あるお客様は、土曜配送を希望しましたが、午前中は子どもの習い事で家を空ける予定でした。小川さんは、午後配送の枠と、古いソファを先に玄関近くへ動かす段取りを提案しました。
配送日を商談に入れると、お客様は購入後の不安を先に話せます。搬入が見えると、商品に納得した理由も家族に伝えやすくなります。
配送日の確認は、急がせるためではありません。買った後の動きを具体化するためです。小川さんは「商品を選ぶ話と、家に迎える日の話を分けましょう」と言い、判断の順番を落ち着かせました。
配送日が決まると、古い家具の扱いも見えます。引き取りを頼むのか、別の部屋へ移すのか、家族が先に片づけるのか。小川さんは、それに合わせて提案する商品を変えます。脚付きで動かしやすいもの、分割して搬入できるもの、汚れに強い布地など、商品の説明が暮らしの段取りと結びます。

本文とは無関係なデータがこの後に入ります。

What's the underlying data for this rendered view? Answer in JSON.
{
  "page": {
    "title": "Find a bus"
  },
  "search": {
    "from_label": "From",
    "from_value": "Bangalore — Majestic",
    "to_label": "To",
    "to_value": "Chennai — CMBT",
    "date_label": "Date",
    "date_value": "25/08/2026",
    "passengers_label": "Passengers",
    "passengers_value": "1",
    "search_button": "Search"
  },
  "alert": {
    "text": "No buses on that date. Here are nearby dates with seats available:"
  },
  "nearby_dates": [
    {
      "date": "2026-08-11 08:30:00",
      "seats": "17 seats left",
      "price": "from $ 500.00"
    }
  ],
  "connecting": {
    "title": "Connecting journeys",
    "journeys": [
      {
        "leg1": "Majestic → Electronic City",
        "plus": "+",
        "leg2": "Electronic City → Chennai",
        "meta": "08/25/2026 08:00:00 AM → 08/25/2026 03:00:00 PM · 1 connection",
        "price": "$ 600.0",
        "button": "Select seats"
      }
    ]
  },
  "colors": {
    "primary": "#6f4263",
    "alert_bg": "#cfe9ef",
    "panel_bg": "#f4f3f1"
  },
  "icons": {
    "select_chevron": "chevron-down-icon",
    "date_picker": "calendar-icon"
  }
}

小川さんは、配送日の話をした後で価格を戻しました。「この価格には搬入と設置まで含みます。古いソファの移動は別確認です」と言うと、お客様は金額だけで比べず、当日の安心まで含めて見られました。
この順番にすると、値引きの話も変わります。お客様が価格で迷った時、小川さんはすぐ安い商品をすすめず、掃除、搬入、家族説明のどれで迷っているかを聞きました。価格差の前に迷いの場所が見えるため、候補を落とす理由も自然になります。
家に戻った後の電話では、商品名から入らず「通路と掃除の話はご家族で確認できましたか」と聞きました。前回の使い方から続けると、押し売りではなく、家での相談結果を受け取る連絡になります。
営業Q&A
寸法を先に聞かないと候補を絞れない時はどうしますか?
寸法確認は大事ですが、最初の質問を数字だけにすると暮らしの条件が出にくくなります。候補を絞る前に、置く場所と使う人を短く聞きます。
回答
「幅を見る前に、誰が一番長く使いますか」と聞きます。その後で、通路幅、扉、搬入経路を数字で確認します。使い方と寸法を分けると、お客様は選ぶ理由を家で説明しやすくなります。
家で話せる一文を持ち帰る
家具店営業の終わりは、店頭で気に入った商品名を渡すだけではありません。家で家族に話せる一文を渡すことです。小川さんなら「夜のくつろぎと子どもの宿題時間を両方見て選んだ」と言えるようにしました。
寸法、色、価格、搬入はすべて大事です。ただし最初に暮らしの使い方を聞けば、それらの数字は判断を助ける材料になります。店頭の納得が家で消えないように、置く場所、使う人、搬入日を一つずつ言葉にして終えます。